そんな嫌な週末を幾度と無く乗り過ごした後の今日の空は異様なまでに碧かった。
香港では星なんて見えないよ。なんて言う人がいるけれど、それは嘘だ。

長洲島
4ヶ月ぶりの長洲島へ。
気のせいかもしれないけれど、この島は来るたびに人が多くなっているのかもしれない。
都心を離れて静かなところへ、なんて気で来てしまったら、フェリーを降りた途端に
面食らってしまうだろうし、下手をするとフェリーに乗る時から行列待ちだ。

長洲島
ちなみに、今日はちょっとしたお祭りがあるから、普段より更に人が多い日だったりもする。

長洲島
端午節の名物、ドラゴンボート。
昨年、私はスタンレー(赤柱)で観戦していたのだけど、あちらの国際色豊かでスマートな雰囲気とは
ひと味違う長洲島のそれはよりローカルな雰囲気の中で行われていた。

長洲島
何かと草食系の印象が強い香港人。しかし、この日ばかりはこんがり焼けた逞しい香港人たちが
会場のあちらこちらに見られるから、とっても頼もしく見える。
出番待ちの選手たちに張り詰める緊張感もなかなかのもの。

そういえば、私はわざわざドラゴンボートを観るために来たわけではなかった。
数カ月おきにやってくる長洲島回帰の風に吹かれて、ただただやってきた。
それが、端午節とたまたま重なっていただけだ。

長洲島
そんなお祭りの日でもやっぱり長洲島は長洲島だったってことを、私は再確認した。
ドラゴンボート会場から10mも離れていない場所。メインストリートの角を少し曲がっただけなのに。

長洲島
東京の人はあんまり分かんないかもしれないけれど、この場末の商店街みたいな雰囲気が心に沁みる。
いったいぜんたい食っていけるだけの売上があるんだか分かんない、
趣味でやってるかと疑ってしまうほどのんびりとした雰囲気の店たち。
そんな日本の地方都市の代名詞的存在である静かな商店街。それが香港にも存在する。
とても自然に。そして、それが私の好きな長洲島。

長洲島
メインストリートと反対側のビーチは街中よりさらにちょっと青い空をバックに夏の到来を叫んでいた。
冬の間は「ビーチ」と呼ぶのも躊躇われるようなヤツのくせに。

長洲島
きっと私にとって長洲島は実家に似ている。
忙しくオフィスで働いているときに、ふと頭をよぎる懐かしい光景。
しばらく経つと何をするでもなく、帰ってゆっくりしたくなるそんな場所。

長洲島
実家の周りには大したものなんか何にもないし、遊ぶものだってないから、
私は割とむすっとして、わざわざ帰ってきてやったぞ、みたいな顔をして帰省するのだけれど、
「ちょっと周りを散歩してみよう。」「あのお店はまだあるのかな。」「あの日の猫は元気かな。」
あるべきものがちゃんとあることを再確認することを誰に頼まれるでもなく進んで始める。
それと似たような作業をこの長洲島で私はやっているような気がする。発見でなく、確認なのだ。

長洲島
そして、もちろん食べる。母の手料理を味わうがごとく、食べる。

長洲島
私は街中にいるときに魚旦なんてあんまり食べないのだけれど、ここに来ると必ずそれに手を伸ばす。
食べ物を片手にぶらぶら食べ歩くのがこの島の歩き方。

長洲島
香港人たちもほら、ね。(人、多すぎ)

長洲島
やがて、この島が変わらずいつでも帰ってこられる場所だと分かると私は街へと戻る。
滞在時間もせいぜい数時間。大したことは何もしないんだけれど、この時間は私にとって必要不可欠。

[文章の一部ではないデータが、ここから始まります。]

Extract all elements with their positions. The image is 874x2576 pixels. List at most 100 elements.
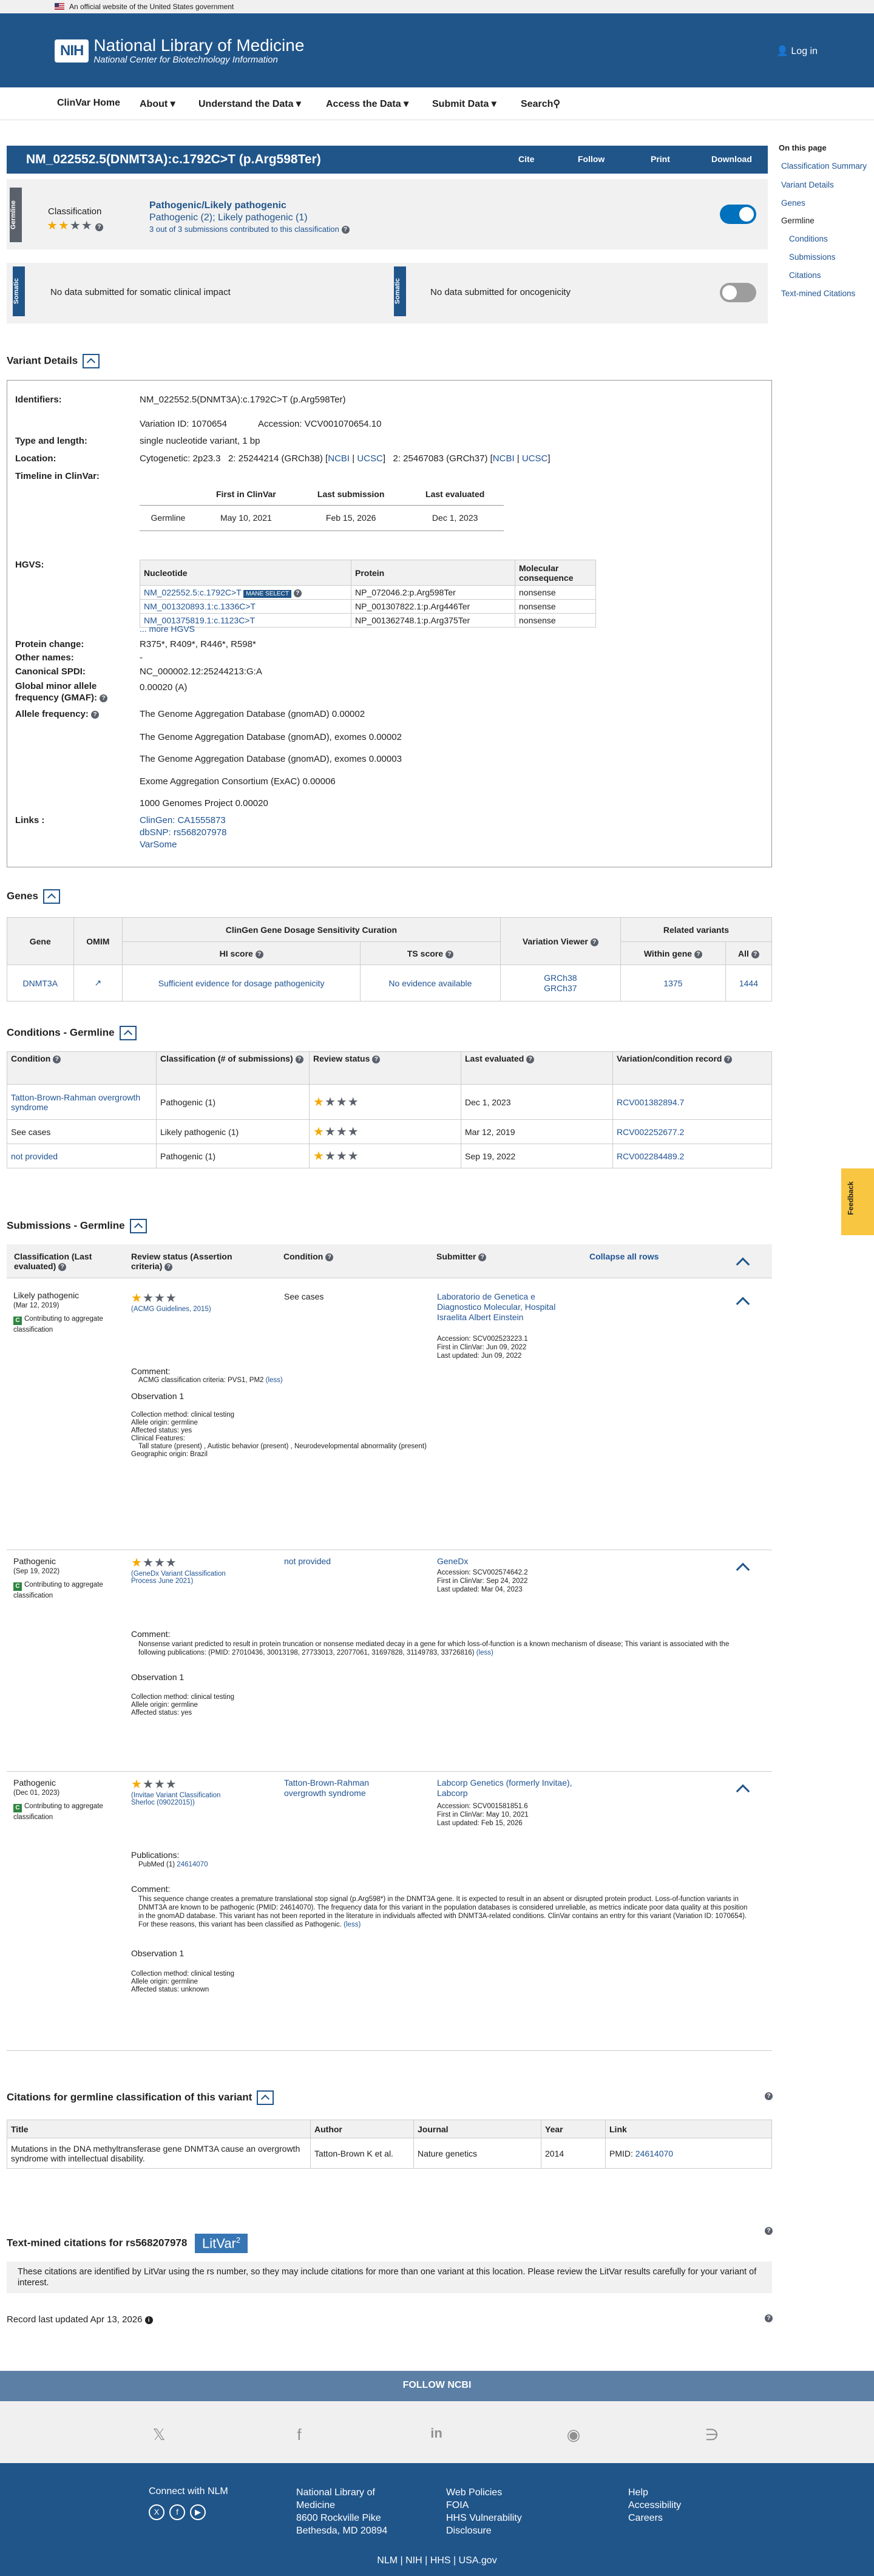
social-bar: 𝕏 f in ◉ ∋ <box>0 2401 874 2463</box>
sidebar-item-variant-details[interactable]: Variant Details <box>781 180 834 189</box>
rss-icon[interactable]: ∋ <box>703 2425 721 2444</box>
more-hgvs-link[interactable]: ... more HGVS <box>140 624 195 634</box>
collapse-button[interactable] <box>129 1219 147 1233</box>
varsome-link[interactable]: VarSome <box>140 839 177 850</box>
submissions-heading: Submissions - Germline <box>7 1219 147 1233</box>
nav-about[interactable]: About ▾ <box>140 98 175 110</box>
ncbi-link[interactable]: NCBI <box>493 453 515 464</box>
nav-search[interactable]: Search⚲ <box>521 98 560 110</box>
observation-label: Observation 1 <box>131 1672 185 1682</box>
submission-condition[interactable]: Tatton-Brown-Rahman overgrowth syndrome <box>284 1778 405 1798</box>
ncbi-link[interactable]: NCBI <box>328 453 350 464</box>
record-updated: Record last updated Apr 13, 2026 i <box>7 2314 153 2325</box>
clingen-link[interactable]: ClinGen: CA1555873 <box>140 815 226 825</box>
germline-classification-panel: Germline Classification ★★★★ ? Pathogeni… <box>7 179 768 249</box>
help-icon[interactable]: ? <box>765 2225 773 2235</box>
location-label: Location: <box>15 453 56 464</box>
observation-label: Observation 1 <box>131 1948 185 1958</box>
ucsc-link[interactable]: UCSC <box>357 453 383 464</box>
observation-label: Observation 1 <box>131 1391 185 1401</box>
spdi-label: Canonical SPDI: <box>15 666 86 677</box>
collapse-button[interactable] <box>119 1026 137 1040</box>
type-label: Type and length: <box>15 436 87 446</box>
download-button[interactable]: Download <box>711 154 752 164</box>
freq-item: 1000 Genomes Project 0.00020 <box>140 798 268 808</box>
chevron-up-icon[interactable] <box>736 1562 750 1577</box>
follow-ncbi-bar: FOLLOW NCBI <box>0 2371 874 2401</box>
nav-clinvar-home[interactable]: ClinVar Home <box>57 98 120 109</box>
feedback-tab[interactable]: Feedback <box>841 1168 874 1235</box>
dbsnp-link[interactable]: dbSNP: rs568207978 <box>140 827 226 838</box>
login-link[interactable]: 👤 Log in <box>776 45 818 57</box>
classification-detail: Pathogenic (2); Likely pathogenic (1) <box>149 212 308 223</box>
germline-toggle[interactable] <box>720 205 756 224</box>
x-icon[interactable]: X <box>149 2504 164 2520</box>
publications-label: Publications: <box>131 1850 180 1860</box>
print-button[interactable]: Print <box>651 154 670 164</box>
chevron-up-icon[interactable] <box>736 1784 750 1798</box>
help-icon[interactable]: ? <box>765 2313 773 2323</box>
collapse-button[interactable] <box>42 889 60 904</box>
youtube-icon[interactable]: ▶ <box>190 2504 206 2520</box>
footer-help: Help Accessibility Careers <box>628 2487 682 2523</box>
review-stars: ★★★★ (GeneDx Variant Classification Proce… <box>131 1556 226 1585</box>
info-icon[interactable]: ? <box>95 223 103 231</box>
linkedin-icon[interactable]: in <box>427 2425 445 2444</box>
nlm-logo[interactable]: NIH National Library of Medicine National… <box>55 36 304 65</box>
external-link-icon[interactable]: ↗ <box>73 964 123 1002</box>
observation-details: Collection method: clinical testing Allel… <box>131 1970 235 1993</box>
cite-button[interactable]: Cite <box>518 154 534 164</box>
litvar-logo[interactable]: LitVar2 <box>195 2234 248 2254</box>
submitter-link[interactable]: Labcorp Genetics (formerly Invitae), Lab… <box>437 1778 577 1798</box>
follow-button[interactable]: Follow <box>578 154 605 164</box>
connect-label: Connect with NLM <box>149 2486 228 2496</box>
gov-banner: An official website of the United States… <box>0 0 874 13</box>
page-title: NM_022552.5(DNMT3A):c.1792C>T (p.Arg598T… <box>26 152 321 166</box>
table-row: not provided Pathogenic (1) ★★★★ Sep 19, 20… <box>7 1144 772 1168</box>
nav-access[interactable]: Access the Data ▾ <box>326 98 408 110</box>
sidebar-item-genes[interactable]: Genes <box>781 198 805 208</box>
ucsc-link[interactable]: UCSC <box>522 453 548 464</box>
sidebar-item-submissions[interactable]: Submissions <box>789 253 836 262</box>
x-icon[interactable]: 𝕏 <box>150 2425 168 2444</box>
submitter-link[interactable]: Laboratorio de Genetica e Diagnostico Mo… <box>437 1292 571 1323</box>
footer-policies: Web Policies FOIA HHS Vulnerability Disclos… <box>446 2487 522 2536</box>
timeline-label: Timeline in ClinVar: <box>15 471 100 481</box>
identifier-value: NM_022552.5(DNMT3A):c.1792C>T (p.Arg598T… <box>140 395 346 405</box>
submitter-link[interactable]: GeneDx <box>437 1556 468 1566</box>
comment-text: This sequence change creates a premature… <box>138 1896 748 1928</box>
chevron-up-icon[interactable] <box>736 1257 750 1272</box>
submission-condition[interactable]: not provided <box>284 1556 331 1566</box>
github-icon[interactable]: ◉ <box>564 2425 583 2444</box>
protein-change-label: Protein change: <box>15 639 84 649</box>
sidebar-item-citations[interactable]: Citations <box>789 271 821 280</box>
sidebar-item-conditions[interactable]: Conditions <box>789 234 828 243</box>
sidebar-item-text-mined-citations[interactable]: Text-mined Citations <box>781 289 855 298</box>
collapse-button[interactable] <box>257 2090 274 2105</box>
info-icon[interactable]: ? <box>341 226 350 234</box>
facebook-icon[interactable]: f <box>290 2425 308 2444</box>
accession: Accession: VCV001070654.10 <box>258 419 382 429</box>
nav-understand[interactable]: Understand the Data ▾ <box>198 98 301 110</box>
table-row: See cases Likely pathogenic (1) ★★★★ Mar 12… <box>7 1119 772 1144</box>
nav-submit[interactable]: Submit Data ▾ <box>432 98 496 110</box>
collapse-button[interactable] <box>83 354 100 368</box>
submission-meta: Accession: SCV002574642.2 First in ClinVa… <box>437 1569 528 1593</box>
freq-item: Exome Aggregation Consortium (ExAC) 0.00… <box>140 776 336 787</box>
somatic-toggle[interactable] <box>720 283 756 302</box>
chevron-up-icon[interactable] <box>736 1296 750 1311</box>
submission-3: Pathogenic (Dec 01, 2023) C Contributing t… <box>13 1778 103 1821</box>
gene-link[interactable]: DNMT3A <box>7 964 74 1002</box>
conditions-heading: Conditions - Germline <box>7 1026 137 1040</box>
allele-frequency-label: Allele frequency: ? <box>15 709 100 719</box>
comment-text: ACMG classification criteria: PVS1, PM2 … <box>138 1377 283 1384</box>
facebook-icon[interactable]: f <box>169 2504 185 2520</box>
location-value: Cytogenetic: 2p23.3 2: 25244214 (GRCh38)… <box>140 453 550 464</box>
sidebar-item-classification-summary[interactable]: Classification Summary <box>781 161 867 171</box>
help-icon[interactable]: ? <box>765 2090 773 2101</box>
collapse-all-rows[interactable]: Collapse all rows <box>589 1252 659 1261</box>
site-title: National Library of Medicine <box>93 36 305 55</box>
review-stars: ★★★★ ? <box>47 218 103 233</box>
site-subtitle: National Center for Biotechnology Inform… <box>93 55 278 65</box>
sidebar-item-germline[interactable]: Germline <box>781 216 815 225</box>
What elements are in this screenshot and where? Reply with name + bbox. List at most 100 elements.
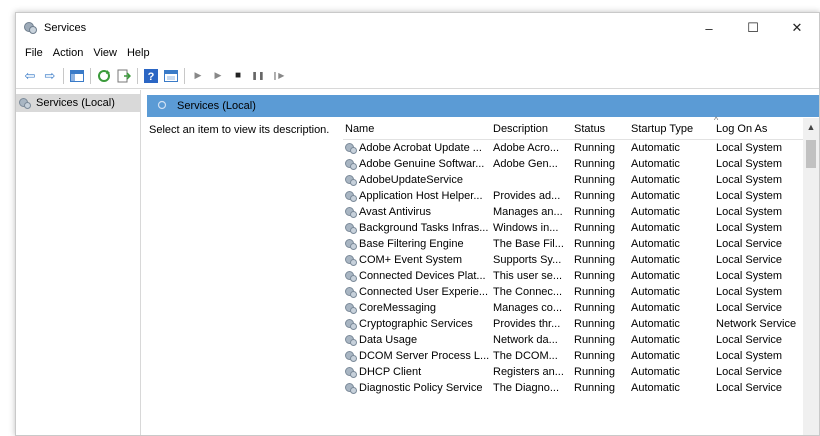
service-name-cell: Avast Antivirus: [343, 206, 493, 218]
services-panel: Services (Local) Select an item to view …: [147, 90, 819, 435]
service-gear-icon: [345, 318, 357, 330]
service-startup-type: Automatic: [631, 142, 680, 154]
service-description: Provides thr...: [493, 318, 561, 330]
services-window: Services – ☐ ✕ File Action View Help ⇦ ⇨…: [15, 12, 820, 436]
forward-arrow-icon[interactable]: ⇨: [41, 67, 59, 85]
service-log-on-as: Local System: [716, 206, 783, 218]
start-service-icon[interactable]: ▶: [189, 67, 207, 85]
service-status: Running: [574, 190, 615, 202]
table-row[interactable]: COM+ Event System Supports Sy... Running Au…: [343, 252, 819, 268]
table-row[interactable]: Background Tasks Infras... Windows in... R…: [343, 220, 819, 236]
scroll-up-arrow-icon[interactable]: ▲: [803, 118, 819, 136]
service-startup-type: Automatic: [631, 302, 680, 314]
table-row[interactable]: Adobe Genuine Softwar... Adobe Gen... Runn…: [343, 156, 819, 172]
table-row[interactable]: Cryptographic Services Provides thr... Run…: [343, 316, 819, 332]
service-status: Running: [574, 158, 615, 170]
service-gear-icon: [345, 366, 357, 378]
help-icon[interactable]: ?: [142, 67, 160, 85]
service-status: Running: [574, 334, 615, 346]
service-gear-icon: [345, 334, 357, 346]
back-arrow-icon[interactable]: ⇦: [21, 67, 39, 85]
service-name: COM+ Event System: [359, 254, 463, 266]
service-description: Adobe Gen...: [493, 158, 558, 170]
service-name-cell: Background Tasks Infras...: [343, 222, 493, 234]
menu-action[interactable]: Action: [48, 47, 89, 59]
table-row[interactable]: Avast Antivirus Manages an... Running Autom…: [343, 204, 819, 220]
service-startup-type: Automatic: [631, 222, 680, 234]
service-name: Connected User Experie...: [359, 286, 489, 298]
stop-service-icon[interactable]: ■: [229, 67, 247, 85]
vertical-scrollbar[interactable]: ▲: [803, 118, 819, 435]
service-status: Running: [574, 206, 615, 218]
menu-help[interactable]: Help: [122, 47, 155, 59]
service-name: Adobe Genuine Softwar...: [359, 158, 485, 170]
service-name: Data Usage: [359, 334, 418, 346]
service-name: Diagnostic Policy Service: [359, 382, 483, 394]
show-hide-console-tree-icon[interactable]: [68, 67, 86, 85]
table-row[interactable]: Diagnostic Policy Service The Diagno... Ru…: [343, 380, 819, 396]
service-gear-icon: [345, 190, 357, 202]
service-log-on-as: Local System: [716, 174, 783, 186]
properties-icon[interactable]: [162, 67, 180, 85]
pause-service-icon[interactable]: ❚❚: [249, 67, 267, 85]
minimize-button[interactable]: –: [687, 13, 731, 43]
toolbar: ⇦ ⇨ ? ▶ ▶ ■ ❚❚ ❙▶: [16, 63, 819, 89]
maximize-button[interactable]: ☐: [731, 13, 775, 43]
service-name-cell: Data Usage: [343, 334, 493, 346]
service-gear-icon: [19, 97, 31, 109]
service-status: Running: [574, 222, 615, 234]
toolbar-separator: [184, 67, 185, 84]
scroll-thumb[interactable]: [806, 140, 816, 168]
sort-caret-icon: ^: [714, 115, 719, 125]
service-log-on-as: Local System: [716, 286, 783, 298]
table-row[interactable]: Connected User Experie... The Connec... Ru…: [343, 284, 819, 300]
service-gear-icon: [345, 286, 357, 298]
service-name: Avast Antivirus: [359, 206, 431, 218]
toolbar-separator: [90, 67, 91, 84]
service-name: DCOM Server Process L...: [359, 350, 490, 362]
column-header-name[interactable]: Name: [343, 123, 493, 135]
refresh-icon[interactable]: [95, 67, 113, 85]
table-row[interactable]: Application Host Helper... Provides ad...…: [343, 188, 819, 204]
title-bar: Services – ☐ ✕: [16, 13, 819, 43]
table-row[interactable]: DCOM Server Process L... The DCOM... Runni…: [343, 348, 819, 364]
table-row[interactable]: Data Usage Network da... Running Automatic L…: [343, 332, 819, 348]
service-startup-type: Automatic: [631, 286, 680, 298]
column-header-startup-type[interactable]: Startup Type: [631, 123, 716, 135]
service-name-cell: COM+ Event System: [343, 254, 493, 266]
table-row[interactable]: AdobeUpdateService Running Automatic Local …: [343, 172, 819, 188]
service-startup-type: Automatic: [631, 334, 680, 346]
menu-file[interactable]: File: [20, 47, 48, 59]
service-gear-icon: [345, 254, 357, 266]
service-description: Manages co...: [493, 302, 563, 314]
svg-text:?: ?: [148, 71, 155, 83]
column-header-status[interactable]: Status: [574, 123, 631, 135]
service-gear-icon: [345, 206, 357, 218]
window-title: Services: [44, 22, 87, 34]
resume-service-icon[interactable]: ❙▶: [269, 67, 287, 85]
service-name-cell: DHCP Client: [343, 366, 493, 378]
service-startup-type: Automatic: [631, 350, 680, 362]
table-row[interactable]: Adobe Acrobat Update ... Adobe Acro... Run…: [343, 140, 819, 156]
column-header-log-on-as[interactable]: Log On As: [716, 123, 801, 135]
close-button[interactable]: ✕: [775, 13, 819, 43]
service-startup-type: Automatic: [631, 382, 680, 394]
start-service-alt-icon[interactable]: ▶: [209, 67, 227, 85]
service-log-on-as: Local System: [716, 190, 783, 202]
service-name-cell: Connected User Experie...: [343, 286, 493, 298]
tree-item-services-local[interactable]: Services (Local): [16, 94, 140, 112]
column-header-description[interactable]: Description: [493, 123, 574, 135]
service-gear-icon: [345, 382, 357, 394]
service-description: The Connec...: [493, 286, 563, 298]
export-list-icon[interactable]: [115, 67, 133, 85]
service-description: Manages an...: [493, 206, 563, 218]
service-log-on-as: Local Service: [716, 254, 783, 266]
table-row[interactable]: CoreMessaging Manages co... Running Automat…: [343, 300, 819, 316]
table-row[interactable]: Base Filtering Engine The Base Fil... Runn…: [343, 236, 819, 252]
table-row[interactable]: Connected Devices Plat... This user se...…: [343, 268, 819, 284]
service-log-on-as: Local Service: [716, 334, 783, 346]
table-row[interactable]: DHCP Client Registers an... Running Automat…: [343, 364, 819, 380]
menu-view[interactable]: View: [88, 47, 122, 59]
service-description: Registers an...: [493, 366, 564, 378]
panel-header: Services (Local): [147, 95, 819, 117]
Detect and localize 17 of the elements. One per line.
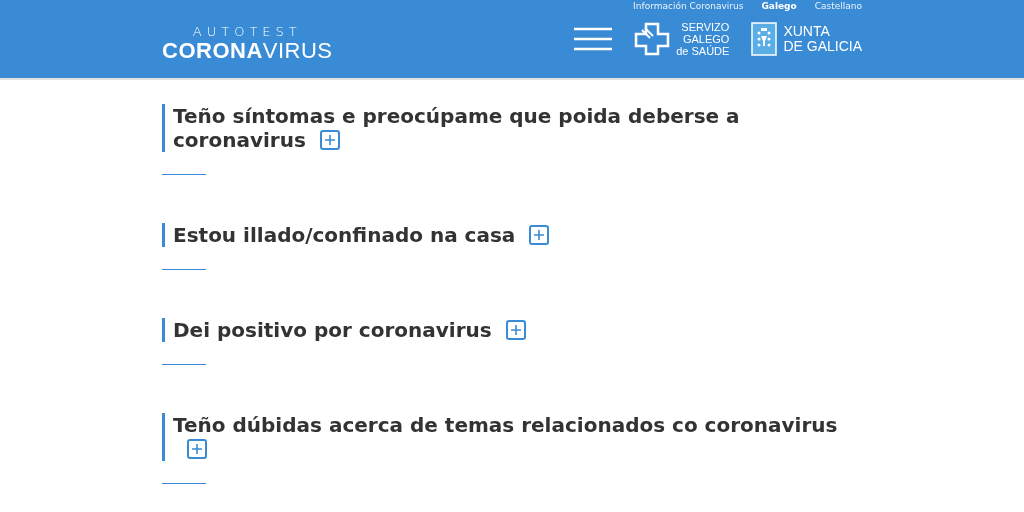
partner-logo-text: SERVIZO GALEGO de SAÚDE [676,21,730,57]
partner-logo-text: XUNTA DE GALICIA [783,24,862,54]
shield-icon [751,22,778,56]
header-link[interactable]: Castellano [814,1,862,13]
section-heading: Estou illado/confinado na casa [162,223,862,247]
section-heading: Teño dúbidas acerca de temas relacionados co coronavirus [162,413,862,461]
plus-icon[interactable] [187,439,207,459]
plus-icon[interactable] [529,225,550,245]
header-link[interactable]: Información Coronavirus [633,1,744,13]
plus-icon[interactable] [505,320,526,340]
header-link[interactable]: Galego [761,1,797,13]
section-heading: Dei positivo por coronavirus [162,318,862,342]
logo[interactable]: AUTOTEST CORONAVIRUS [162,0,333,78]
section-heading: Teño síntomas e preocúpame que poida deberse a coronavirus [162,104,862,152]
cross-icon [634,22,671,56]
plus-icon[interactable] [319,130,340,150]
menu-icon[interactable] [574,27,613,51]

香港の離島群でもおそらく一番活気があって、賑やかな島、長洲島。
きっとその人気の秘訣は、いくら人がやって来たって、どんなに商売っ気を出したって、
どこか常に生活感、というか良い意味の田舎臭さが漂っているところなんじゃないかと考えている。

そして、私はそんな田舎臭い長洲島が大好きだから、いつまでもそうあって欲しいと思うし、
それを確かめるために私は数カ月後もむすっとした顔をしながらフェリーに乗ってやってくるはず。